The same math is there too. They can afford to loose one third of new subscribers to get the same amount of money.
But their new customer acquisition cost wont get higher at the same pace and they get more valuable customers whose payback period will be shorter.
Also i dont think its relevant here, but less customers means less operating costs, so they will most likelly save some money on customer service and behind the scenes things like server upkeeps etc., but i dont think these make real difference here.
Also if for some reason things start to go bad they still have option to create “a budget version” for the people who see the normal subscrition as too expencive.
One could imagine that conveniently, Microsoft’s online support pages and the amount of support staff were designed to only handle hundreds of thousands of cancelations at a time.
And it gets even better. Instead of up to 33% leaving, say 50% of that group convert to Premium instead of Ultimate. That isn’t any lost revenue since the price is going up to what Ultimate used to be. So that cushions their numbers even more.
I’m not a licensed math surgeon, but I think your math is wildly optimistic in favor of Microsoft due to how the subscription totals are actually distributed per price tier.
I don’t doubt that they did a lot of math to figure out an acceptable level of churn for this change, I just don’t think it’s nearly as generous and wide as you’re calculating.
There probably is a very real churn limit that they’re trying to avoid, and my hunch is that there exists a breaking point that could be hit with an aggressive and sustained boycott / cancellation spree, but again, I’m not a math surgeon so I could be wrong. That’s just my gut feeling.
Now factor in the cost savings from a lower server load and less staff to run the back end, and possibly the smaller licensing\use costs for the games available to play since less people would be accessing those games.
But also less new users and still the usual churn of existing users. It could be a downward spiral.

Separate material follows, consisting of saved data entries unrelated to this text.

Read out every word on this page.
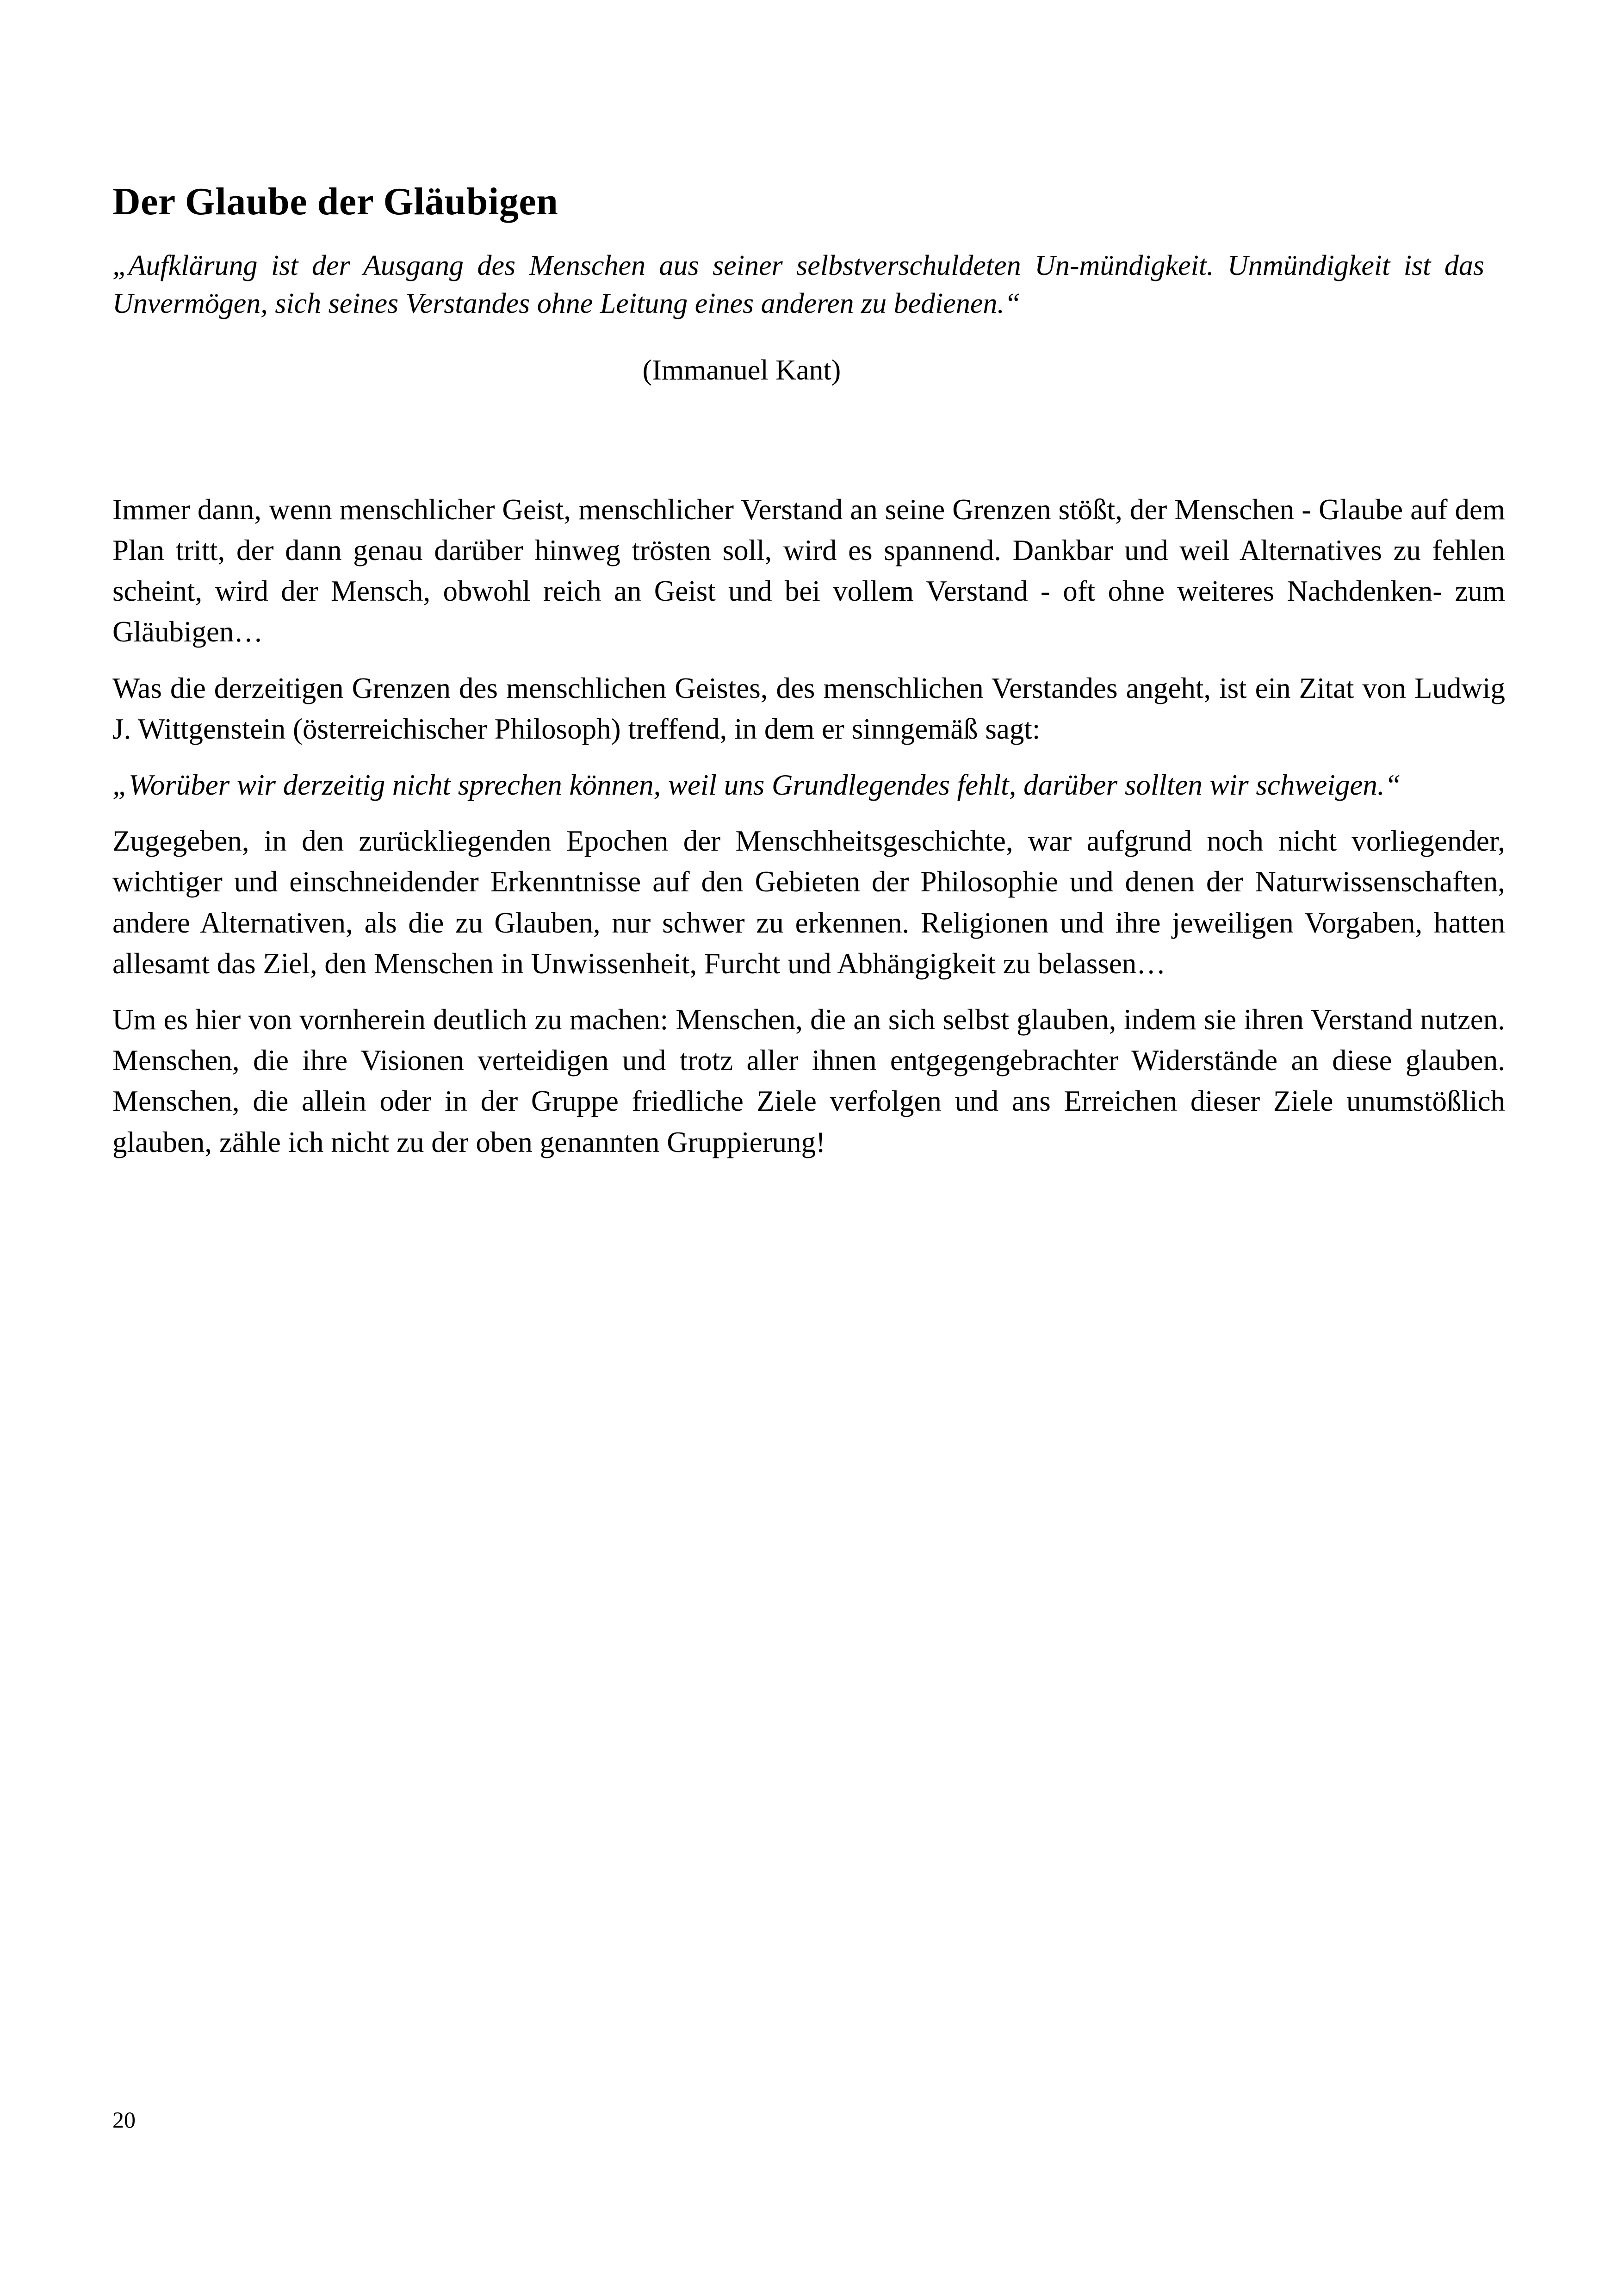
Der Glaube der Gläubigen

„Aufklärung ist der Ausgang des Menschen aus seiner selbstverschuldeten Un-mündigkeit. Unmündigkeit ist das Unvermögen, sich seines Verstandes ohne Leitung eines anderen zu bedienen.“

(Immanuel Kant)

Immer dann, wenn menschlicher Geist, menschlicher Verstand an seine Grenzen stößt, der Menschen - Glaube auf dem Plan tritt, der dann genau darüber hinweg trösten soll, wird es spannend. Dankbar und weil Alternatives zu fehlen scheint, wird der Mensch, obwohl reich an Geist und bei vollem Verstand - oft ohne weiteres Nachdenken- zum Gläubigen…

Was die derzeitigen Grenzen des menschlichen Geistes, des menschlichen Verstandes angeht, ist ein Zitat von Ludwig J. Wittgenstein (österreichischer Philosoph) treffend, in dem er sinngemäß sagt:

„Worüber wir derzeitig nicht sprechen können, weil uns Grundlegendes fehlt, darüber sollten wir schweigen.“

Zugegeben, in den zurückliegenden Epochen der Menschheitsgeschichte, war aufgrund noch nicht vorliegender, wichtiger und einschneidender Erkenntnisse auf den Gebieten der Philosophie und denen der Naturwissenschaften, andere Alternativen, als die zu Glauben, nur schwer zu erkennen. Religionen und ihre jeweiligen Vorgaben, hatten allesamt das Ziel, den Menschen in Unwissenheit, Furcht und Abhängigkeit zu belassen…

Um es hier von vornherein deutlich zu machen: Menschen, die an sich selbst glauben, indem sie ihren Verstand nutzen. Menschen, die ihre Visionen verteidigen und trotz aller ihnen entgegengebrachter Widerstände an diese glauben. Menschen, die allein oder in der Gruppe friedliche Ziele verfolgen und ans Erreichen dieser Ziele unumstößlich glauben, zähle ich nicht zu der oben genannten Gruppierung!

20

That’s the next CEOs problem.
Yes, but still something they will look at. It means when it becomes unviable with the squeeze already on, those that chose to pay the higher fees lose access to everything as they shut it down. I’m sure they will thank their loyal subscribers, so there is that.
My guess is they realise that xbox users in general is likely on a downward trajectory and now is the time to milk them.